After being in office for less than four months, CEO Sean Connolly has moved swiftly to turn around ConAgra's lagging private label business. Connolly is likely to replicate the plan he put in place when he ran Hillshire Brands. Connolly is looking to cut costs, invest in new brands and trim underperformers. While the plan hasn't been totally outlined, it's pretty clear Connolly will do most of what the activist investors want.
The private label business -- where ConAgra manufactures products under another company's brand -- is a mess; growth has stalled out and margins have been squeezed. In fiscal year 2015 (ended May 31), private label revenue was down 3.1%, to $4 billion. The division lost $1.4 billion. Analysts estimate the private label business earns an adjusted EBITDA of about $350 million.

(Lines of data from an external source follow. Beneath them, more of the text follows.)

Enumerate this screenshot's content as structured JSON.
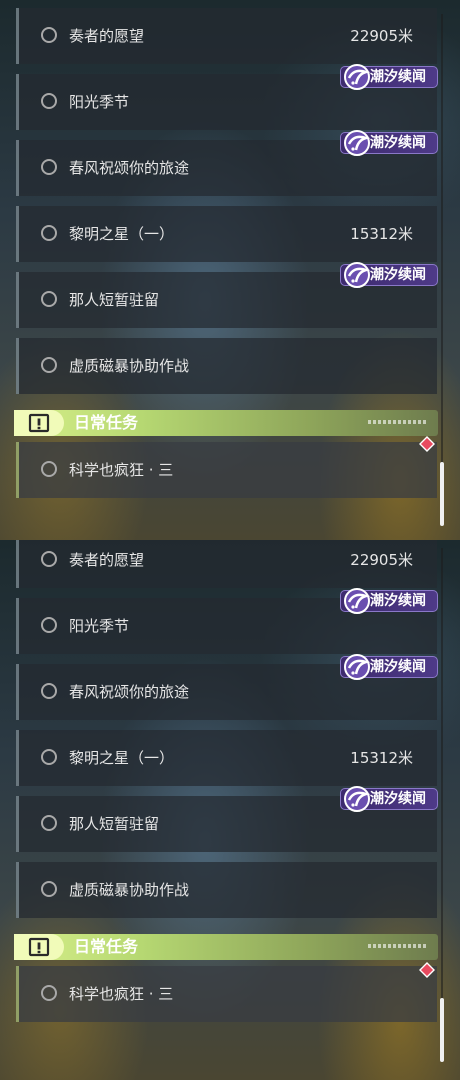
{
  "panels": [
    {
      "quests": [
        {
          "title": "奏者的愿望",
          "distance": "22905米"
        },
        {
          "title": "阳光季节",
          "distance": ""
        },
        {
          "title": "春风祝颂你的旅途",
          "distance": ""
        },
        {
          "title": "黎明之星（一）",
          "distance": "15312米"
        },
        {
          "title": "那人短暂驻留",
          "distance": ""
        },
        {
          "title": "虚质磁暴协助作战",
          "distance": ""
        }
      ],
      "tags": [
        {
          "label": "潮汐续闻"
        },
        {
          "label": "潮汐续闻"
        },
        {
          "label": "潮汐续闻"
        }
      ],
      "daily": {
        "header": "日常任务",
        "quest": "科学也疯狂 · 三"
      }
    },
    {
      "quests": [
        {
          "title": "奏者的愿望",
          "distance": "22905米"
        },
        {
          "title": "阳光季节",
          "distance": ""
        },
        {
          "title": "春风祝颂你的旅途",
          "distance": ""
        },
        {
          "title": "黎明之星（一）",
          "distance": "15312米"
        },
        {
          "title": "那人短暂驻留",
          "distance": ""
        },
        {
          "title": "虚质磁暴协助作战",
          "distance": ""
        }
      ],
      "tags": [
        {
          "label": "潮汐续闻"
        },
        {
          "label": "潮汐续闻"
        },
        {
          "label": "潮汐续闻"
        }
      ],
      "daily": {
        "header": "日常任务",
        "quest": "科学也疯狂 · 三"
      }
    }
  ],
  "icons": {
    "quest_status": "empty-circle-icon",
    "tag": "tidal-swirl-icon",
    "daily": "exclamation-box-icon",
    "notice": "red-diamond-icon"
  },
  "colors": {
    "tag_bg": "#4e3a88",
    "daily_accent": "#d7ef8a",
    "notice": "#e84a5f"
  }
}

Packaged food companies typically sell for 7x to 8x EBITDA, so the private label business is probably worth $2.4 billion to $2.8 billion -- or less than half what the company paid a little more that three years ago.
Who wants to fool with "center of the store" packaged foods anyway? ConAgra is plagued with a portfolio of second- and third-tier brands that have little pricing power. The business is intensively competitive. Margins are always under pressure.
ConAgra bought Ralcorp (once called Ralston Purina) in 2013 for $5 billion and acquired over 9,000 employees in the process. Analysts believe the company could try to sell the division to TreeHouse Foods (THS), Pinnacle Foods (PF) or maybe even B&G Foods (BGS). All three companies specialize in buying unloved packaged brands and turning them around. For example, Pinnacle revitalized Birds Eye frozen foods. With new products and a new advertising approach, Birds Eye has grown at a compound annual growth rate (CAGR) of 11.5% over the last five years. Pinnacle could potentially do the same for the Ralcorp brands.
Whoever buys the division will have a lot of work to do, though. It's clear ConAgra won't be able to get much for the business and further stock appreciation is limited. I've seen price targets as high as $58 on CAG. To get to $58 you have to do all kinds of tortured analysis and a lot of praying. You have to hope that Connolly can dump Ralcorp, dramatically cuts costs and restarts a whole host of tired brands. And, like he did with Hillshire Foods, sell the company to a larger company.
Who wants to wait around for that? I'd take the money any run.